With fewer floating rigs to be swamped by storms and fewer people working on platforms to be injured by malfunctioning equipment, the industry touts subsea technology as being safer than traditional offshore production methods. But building an oil factory on the sea floor carries significant risks of its own. Most subsea fields are so deep humans can’t visit them safely—even in submarines. All the installation and maintenance work is done by remotely operated vehicles swimming in near-freezing temperatures and total darkness. Kimball is among the first to admit that the design and engineering challenges are incredibly complex. “It has to be very sturdy because there’s tremendous pressures down there, both from the ocean and the pressure of the reservoir,” he says. “And you have to balance those forces in a salt-water environment that’s corrosive.” He compares subsea equipment to that used to explore outer space when it comes to safety and reliability—namely because the cost of failure is so high. “When they downsized the shuttle program here in Houston, we hired a bunch of quality engineers from NASA.”

If an accident does happen, particularly in the Arctic, authorities want to be sure oil companies will be capable of cleaning it up.
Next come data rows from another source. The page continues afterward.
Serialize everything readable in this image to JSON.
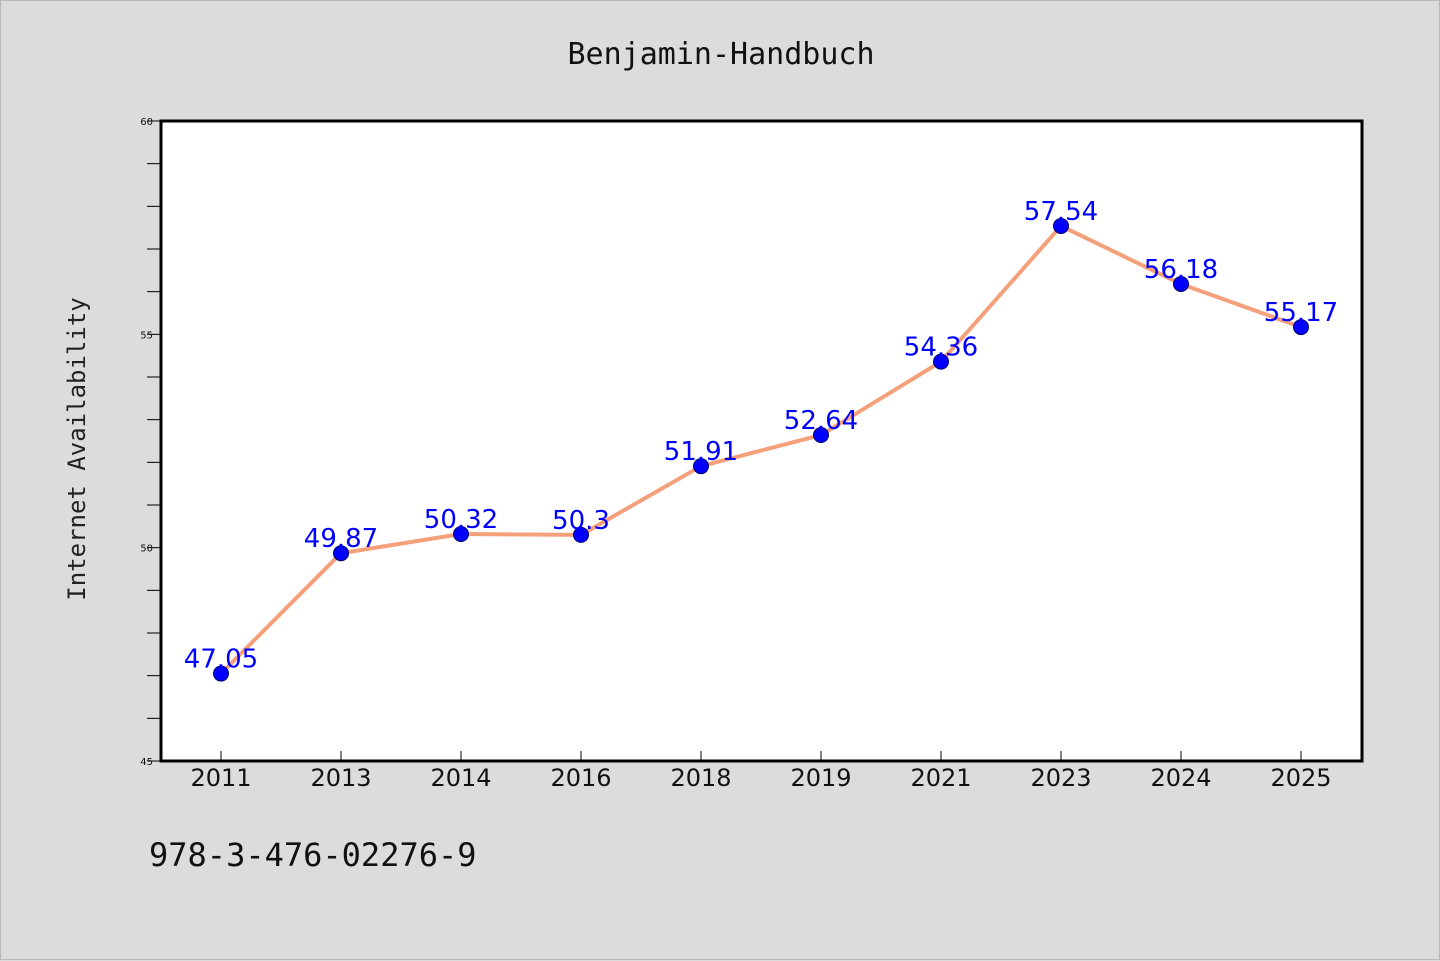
{
  "chart_data": {
    "type": "line",
    "title": "Benjamin-Handbuch",
    "xlabel": "",
    "ylabel": "Internet Availability",
    "categories": [
      "2011",
      "2013",
      "2014",
      "2016",
      "2018",
      "2019",
      "2021",
      "2023",
      "2024",
      "2025"
    ],
    "series": [
      {
        "values": [
          47.05,
          49.87,
          50.32,
          50.3,
          51.91,
          52.64,
          54.36,
          57.54,
          56.18,
          55.17
        ],
        "data_labels": [
          "47.05",
          "49.87",
          "50.32",
          "50.3",
          "51.91",
          "52.64",
          "54.36",
          "57.54",
          "56.18",
          "55.17"
        ],
        "line_color": "#f4a07a",
        "marker_color": "#0000ff"
      }
    ],
    "ylim": [
      45,
      60
    ],
    "yticks": [
      "45",
      "50",
      "55",
      "60"
    ],
    "grid": false,
    "legend": "none"
  },
  "footer": {
    "isbn": "978-3-476-02276-9"
  },
  "colors": {
    "background": "#dcdcdc",
    "plot_area": "#ffffff",
    "axis": "#000000",
    "line": "#f4a07a",
    "marker": "#0000ff",
    "data_label": "#0000ff"
  }
}
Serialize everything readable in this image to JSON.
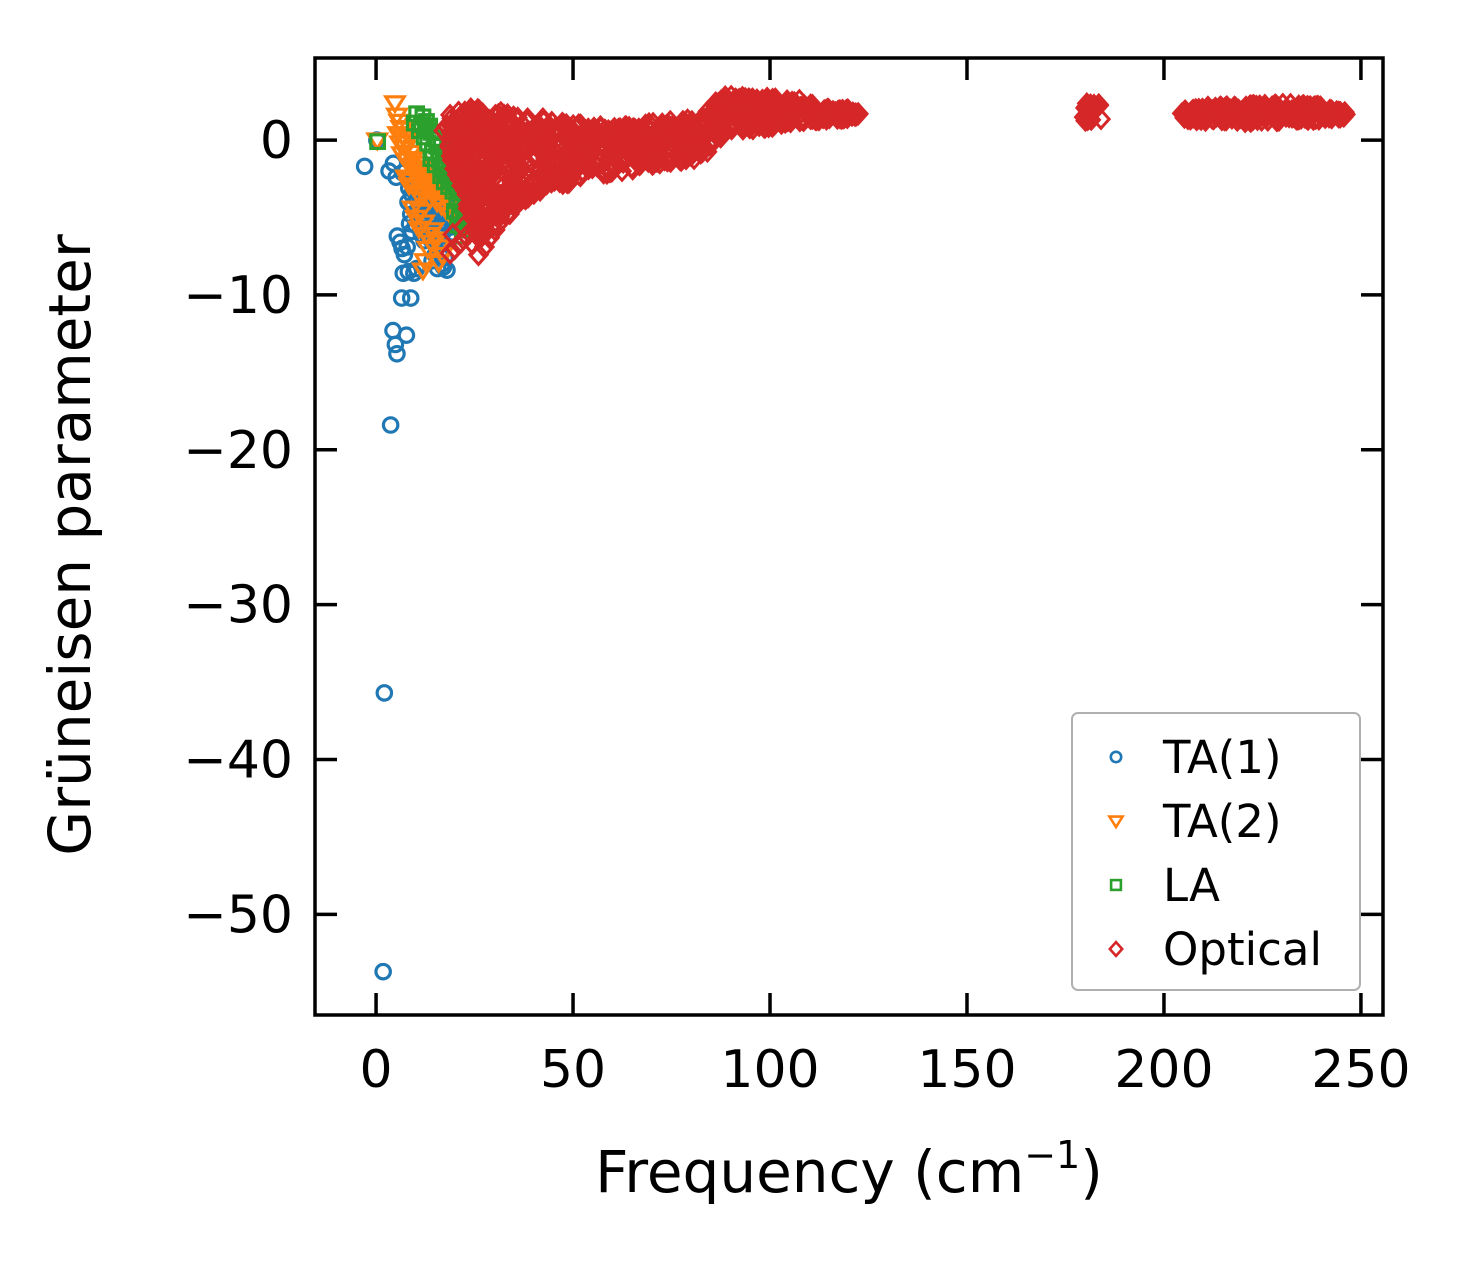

As part of the approval process for its U.S. Arctic drilling program, Shell was required to deploy a containment dome that could be used to collect hydrocarbons in the event of a blowout like the one BP suffered at its Macondo well in the Gulf of Mexico. A hose connected to the dome would deliver the oil and gas to a surface vessel where it could be collected or flared off. But things didn’t go smoothly. Shell faced difficulties getting its oil-spill-response ship certified, and a test of the dome in Puget Sound in September was plagued with problems, including a remotely controlled submersible that became tangled in rigging and a malfunction that caused the dome to submerge so fast it crumpled like a beer can.

Despite the setbacks, Shell remains upbeat about its Arctic prospects even as one of its rivals, ConocoPhillips, recently suspended its own Arctic program, citing uncertainty over federal regulations. “I think we took some important steps in 2012,” Williams says. “We got our program under way and we completed the drilling part of the exploration safely after looking at it for many years.” It remains to be seen, however, whether those early steps can be followed up with working subsea wells and a safe, reliable system to process and transport the oil and gas they produce—either above the waves or below.